Clearly, Gov. Wolf looks out of touch—and perhaps he knows it. Last week, following his veto, he released a proposal to waiver license fees collected by the Pennsylvania Liquor Control Board (PLCB) in January 2021.
Of course, an estimated $20 million back in the budgets of 16,000 restaurants and bars is welcome, but nowhere close to replacing the income they’ve lost. Just ask Pennsylvania’s restaurant owners. “It’s not going to help me,” said Jim. “Open my place back up, that’s what’s going to help me.”
Indeed, if Gov. Wolf supports lightening restaurants’ regulatory burden, he should work to privatize the PLCB. House Bill 2457, sponsored by Rep. Timothy O’Neal, would fully privatize Pennsylvania’s retail and wholesale liquor sales, creating more choice and convenience for state residents, along with bar or restaurant owners stocking their businesses.

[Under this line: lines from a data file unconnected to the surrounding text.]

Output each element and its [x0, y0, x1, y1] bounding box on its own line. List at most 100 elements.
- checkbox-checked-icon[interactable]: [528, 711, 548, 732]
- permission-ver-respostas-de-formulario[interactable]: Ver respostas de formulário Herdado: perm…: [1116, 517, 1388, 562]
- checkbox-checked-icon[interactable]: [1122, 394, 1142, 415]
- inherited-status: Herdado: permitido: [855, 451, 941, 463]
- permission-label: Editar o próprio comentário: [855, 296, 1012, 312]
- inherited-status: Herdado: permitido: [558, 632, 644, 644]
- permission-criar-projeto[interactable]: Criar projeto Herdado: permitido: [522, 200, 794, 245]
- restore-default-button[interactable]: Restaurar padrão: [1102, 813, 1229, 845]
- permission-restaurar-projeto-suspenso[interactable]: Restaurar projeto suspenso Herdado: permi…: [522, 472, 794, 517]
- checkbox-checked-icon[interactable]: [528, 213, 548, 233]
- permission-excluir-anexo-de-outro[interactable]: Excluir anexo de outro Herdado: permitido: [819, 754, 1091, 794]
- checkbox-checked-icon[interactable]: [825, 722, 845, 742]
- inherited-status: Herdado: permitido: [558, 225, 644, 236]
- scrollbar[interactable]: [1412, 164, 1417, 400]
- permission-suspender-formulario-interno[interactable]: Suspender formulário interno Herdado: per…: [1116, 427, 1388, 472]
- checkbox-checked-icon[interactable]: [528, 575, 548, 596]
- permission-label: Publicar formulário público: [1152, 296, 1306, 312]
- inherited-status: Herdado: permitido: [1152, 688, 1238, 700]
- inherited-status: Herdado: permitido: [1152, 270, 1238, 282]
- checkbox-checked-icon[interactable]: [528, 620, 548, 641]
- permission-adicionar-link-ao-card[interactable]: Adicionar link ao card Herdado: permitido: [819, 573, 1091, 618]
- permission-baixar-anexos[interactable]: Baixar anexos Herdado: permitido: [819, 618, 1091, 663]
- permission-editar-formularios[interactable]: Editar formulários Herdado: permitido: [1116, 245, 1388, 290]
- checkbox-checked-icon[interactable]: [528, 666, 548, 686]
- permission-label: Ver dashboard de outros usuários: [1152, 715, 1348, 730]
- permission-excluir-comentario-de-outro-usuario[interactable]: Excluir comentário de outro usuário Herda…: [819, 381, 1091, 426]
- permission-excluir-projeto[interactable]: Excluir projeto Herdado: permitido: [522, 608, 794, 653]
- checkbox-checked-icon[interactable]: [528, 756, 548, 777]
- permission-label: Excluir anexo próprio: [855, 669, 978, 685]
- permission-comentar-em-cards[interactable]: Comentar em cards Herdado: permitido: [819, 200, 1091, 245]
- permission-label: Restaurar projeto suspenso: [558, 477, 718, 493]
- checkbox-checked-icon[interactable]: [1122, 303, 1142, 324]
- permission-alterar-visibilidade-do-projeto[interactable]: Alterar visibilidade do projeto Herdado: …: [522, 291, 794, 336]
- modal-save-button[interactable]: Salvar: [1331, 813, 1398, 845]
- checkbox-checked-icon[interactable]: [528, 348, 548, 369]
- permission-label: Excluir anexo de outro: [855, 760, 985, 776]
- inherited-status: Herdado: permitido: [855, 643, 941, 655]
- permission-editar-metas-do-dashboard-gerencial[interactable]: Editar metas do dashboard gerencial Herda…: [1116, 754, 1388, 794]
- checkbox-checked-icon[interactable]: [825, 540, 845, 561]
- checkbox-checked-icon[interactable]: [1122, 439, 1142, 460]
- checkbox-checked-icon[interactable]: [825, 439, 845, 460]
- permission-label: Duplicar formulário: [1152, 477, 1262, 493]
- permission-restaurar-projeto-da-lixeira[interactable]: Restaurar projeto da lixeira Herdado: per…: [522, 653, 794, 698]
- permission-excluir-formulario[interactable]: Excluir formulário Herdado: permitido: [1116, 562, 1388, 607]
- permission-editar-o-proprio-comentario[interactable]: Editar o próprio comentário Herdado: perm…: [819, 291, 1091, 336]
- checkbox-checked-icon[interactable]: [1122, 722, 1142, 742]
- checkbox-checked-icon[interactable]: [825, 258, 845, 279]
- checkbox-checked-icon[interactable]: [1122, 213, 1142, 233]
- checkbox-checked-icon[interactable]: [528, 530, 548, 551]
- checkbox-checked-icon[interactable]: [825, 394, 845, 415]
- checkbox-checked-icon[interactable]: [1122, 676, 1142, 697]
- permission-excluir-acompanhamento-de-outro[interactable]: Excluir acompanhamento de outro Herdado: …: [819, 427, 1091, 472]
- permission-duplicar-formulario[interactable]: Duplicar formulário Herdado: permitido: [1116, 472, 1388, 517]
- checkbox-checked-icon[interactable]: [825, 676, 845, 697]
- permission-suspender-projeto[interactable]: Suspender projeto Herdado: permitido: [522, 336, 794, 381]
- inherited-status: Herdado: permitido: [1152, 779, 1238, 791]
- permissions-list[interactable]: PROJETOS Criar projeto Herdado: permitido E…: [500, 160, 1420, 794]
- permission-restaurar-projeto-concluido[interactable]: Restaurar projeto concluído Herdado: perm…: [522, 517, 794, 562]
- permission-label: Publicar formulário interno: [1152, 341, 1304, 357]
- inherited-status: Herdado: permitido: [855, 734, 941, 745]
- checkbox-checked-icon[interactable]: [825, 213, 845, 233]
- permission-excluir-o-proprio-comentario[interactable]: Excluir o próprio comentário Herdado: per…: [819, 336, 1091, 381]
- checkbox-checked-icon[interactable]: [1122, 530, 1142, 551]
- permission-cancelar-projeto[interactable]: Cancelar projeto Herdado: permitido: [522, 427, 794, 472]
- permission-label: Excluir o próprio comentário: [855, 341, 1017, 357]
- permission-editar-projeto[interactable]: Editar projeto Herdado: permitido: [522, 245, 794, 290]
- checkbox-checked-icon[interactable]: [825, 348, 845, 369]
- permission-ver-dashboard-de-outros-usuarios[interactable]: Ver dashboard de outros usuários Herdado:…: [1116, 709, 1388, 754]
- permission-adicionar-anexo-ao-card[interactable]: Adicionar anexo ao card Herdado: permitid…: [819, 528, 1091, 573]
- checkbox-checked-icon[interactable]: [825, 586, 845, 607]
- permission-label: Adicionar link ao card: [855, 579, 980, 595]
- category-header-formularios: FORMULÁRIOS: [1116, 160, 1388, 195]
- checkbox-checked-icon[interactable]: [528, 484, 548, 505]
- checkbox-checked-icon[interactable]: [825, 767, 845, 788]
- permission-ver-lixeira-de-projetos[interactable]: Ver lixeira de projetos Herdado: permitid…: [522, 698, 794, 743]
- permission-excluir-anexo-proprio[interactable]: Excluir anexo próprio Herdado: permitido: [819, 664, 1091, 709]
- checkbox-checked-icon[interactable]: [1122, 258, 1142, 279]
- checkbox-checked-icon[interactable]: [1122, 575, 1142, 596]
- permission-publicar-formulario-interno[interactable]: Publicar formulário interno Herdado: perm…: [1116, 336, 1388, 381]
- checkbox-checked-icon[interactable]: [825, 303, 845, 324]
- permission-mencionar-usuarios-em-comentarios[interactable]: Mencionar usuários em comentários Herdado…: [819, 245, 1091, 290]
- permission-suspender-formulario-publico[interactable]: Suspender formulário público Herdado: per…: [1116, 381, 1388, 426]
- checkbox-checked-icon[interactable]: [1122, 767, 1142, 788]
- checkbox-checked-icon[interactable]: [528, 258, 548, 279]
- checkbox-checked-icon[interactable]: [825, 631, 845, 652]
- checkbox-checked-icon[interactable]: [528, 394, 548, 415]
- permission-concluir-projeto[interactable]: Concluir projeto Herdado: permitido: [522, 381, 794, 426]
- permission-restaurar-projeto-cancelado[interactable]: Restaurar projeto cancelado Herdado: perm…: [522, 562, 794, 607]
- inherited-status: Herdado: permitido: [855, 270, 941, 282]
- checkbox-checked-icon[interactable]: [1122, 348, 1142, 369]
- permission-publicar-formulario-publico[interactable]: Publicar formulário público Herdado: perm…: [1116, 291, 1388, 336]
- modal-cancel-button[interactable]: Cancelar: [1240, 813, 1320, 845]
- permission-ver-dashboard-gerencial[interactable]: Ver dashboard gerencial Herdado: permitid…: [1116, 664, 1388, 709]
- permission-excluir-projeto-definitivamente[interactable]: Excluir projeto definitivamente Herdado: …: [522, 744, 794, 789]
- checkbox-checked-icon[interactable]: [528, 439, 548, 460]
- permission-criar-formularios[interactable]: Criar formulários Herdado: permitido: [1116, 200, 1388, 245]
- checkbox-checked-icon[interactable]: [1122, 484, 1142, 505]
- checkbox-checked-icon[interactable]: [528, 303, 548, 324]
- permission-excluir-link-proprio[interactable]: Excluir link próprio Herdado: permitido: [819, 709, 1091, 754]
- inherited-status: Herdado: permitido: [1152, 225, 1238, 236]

In addition, House Bill 1469—also sponsored by Rep. Timothy O’Neal—and Sen. Pat Stefano’s Senate Bill 880 would allow wine and spirits to be sold by restaurants and hotels. Meanwhile, Sen. Gene Yaw has introduced Senate Bill 548, which would create a franchise store system.
Here are four ways the PLCB works against Pennsylvania businesses:
1. Liquor licenses are expensive, costing as much as $500,000. Licenses are limited to 1 per 3,000 residents in a county. And not all restaurants that would like to serve alcohol are able to do so. As it stands, Pennsylvania’s per-capita limits are the 8th lowest in the nation.
3. PLCB doesn’t deliver. The bureaucracy requires restaurants to pick up their orders at PLCB warehouses while private wholesalers offer delivery.
4. Ordering Special Liquor (alcohol not regularly stocked by PLCB) is logistically challenging. Over 1,200 wine and liquor products in Pennsylvania are only available through a special liquor order (SLO). This spring, distributors sued the PLCB for a moratorium on orders, which must be delivered to a PLCB warehouse. But when the PLCB shut down, private distributors couldn’t operate—even though they were deemed essential. The lawsuit also highlighted PLCB’s refusal to comply with a 2016 law allowing delivery of wines directly from private distributors.
Adding insult to injury, three weeks ago, the PLCB online ordering system malfunctioned, leaving establishments unable to order for days. This is just the latest in a long established pattern of PLCB failures.
As restaurants navigate an uncertain future, now is the time to give restaurants and bars permanent relief from the archaic and burdensome PLCB.